BORACAY, Philippines: The cooks, hotel workers and other Filipinos who served tourists at the country’s most popular beach headed home and started looking for other work Thursday as police guarded the empty beach on the first day of a shutdown intended to let Boracay’s waters recover from overcrowding and development.
Police on the empty, white-sand beach turned away tourists trying to take a dip in the turquoise waters, and once-busy stores and restaurants stood closed.
“It’s painful for us to lose our jobs and it’s so sudden,” said canteen cook Marlon Laguna, 47, outside the closed beachfront restaurant. “Even though I don’t have my own family, I support my siblings ... We cannot do anything but to accept it.”
The island will be shut to visitors for up to six months while sewage containment and other work is done to clean up the waters President Rodrigo Duterte had called a cesspool.
The work was already underway Thursday. Police and residents were collecting seaweed in a cleanup drive on the beachfront, pipes were being laid, and construction had begun to widen the island’s main road. Some roadside structures were being demolished to make way.
Workers now out of jobs said they will look for other work to ride out the time the island is shut to tourists.
About 17,000 are employed in Boracay’s tourist establishments, and 10,000 to 12,000 others benefit from the bustling tourism business.
Displaced workers flocked to the Department of Social welfare operation center to get travel allowance for them to go home to their provinces.
“I am thankful that the government gave us travel allowance, even if we do not have a job anymore,” said construction worker Jomar Incierto, 27, who was among those receiving the cash assistance.
More than 2 million tourists visited Boracay last year, generating about 56 billion pesos ($1 billion) in revenue. But the influx, neglected infrastructure and growth of resort establishments and poor settlements have threatened to turn Boracay into a “dead island” in less than a decade, according to a government study. Settlers who’ve built illegal structures in forests and wetlands have added to the problems.
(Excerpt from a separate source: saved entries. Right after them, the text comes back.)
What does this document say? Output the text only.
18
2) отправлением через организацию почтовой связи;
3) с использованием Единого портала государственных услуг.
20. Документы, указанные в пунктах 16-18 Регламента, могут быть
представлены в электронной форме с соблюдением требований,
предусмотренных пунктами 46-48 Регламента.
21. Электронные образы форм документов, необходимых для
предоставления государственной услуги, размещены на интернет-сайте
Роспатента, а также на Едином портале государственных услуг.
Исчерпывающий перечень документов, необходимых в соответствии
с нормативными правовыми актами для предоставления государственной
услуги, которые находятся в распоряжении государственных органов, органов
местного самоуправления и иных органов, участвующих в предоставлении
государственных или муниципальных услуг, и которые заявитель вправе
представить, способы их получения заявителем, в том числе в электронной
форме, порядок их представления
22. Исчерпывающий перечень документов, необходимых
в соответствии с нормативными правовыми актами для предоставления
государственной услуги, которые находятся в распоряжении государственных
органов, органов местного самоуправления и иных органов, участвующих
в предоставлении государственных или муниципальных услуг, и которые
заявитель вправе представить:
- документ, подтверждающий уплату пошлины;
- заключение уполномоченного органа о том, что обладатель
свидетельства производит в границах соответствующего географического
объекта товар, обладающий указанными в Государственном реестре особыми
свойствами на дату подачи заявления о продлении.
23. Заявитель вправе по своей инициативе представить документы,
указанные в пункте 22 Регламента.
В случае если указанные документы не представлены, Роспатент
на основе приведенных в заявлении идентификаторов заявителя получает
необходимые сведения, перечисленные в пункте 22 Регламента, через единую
Less than half the establishments are connected to the island’s main sewage treatment plant, with many of the rest possibly maintaining crude septic tanks and others discharging their waste directly into the sea, said Frederick Alegre, assistant secretary at the Department of Tourism.
Parts of the island could re-open earlier than six months if sewage treatment systems could be built earlier and beach resorts comply with environmental regulations, he said.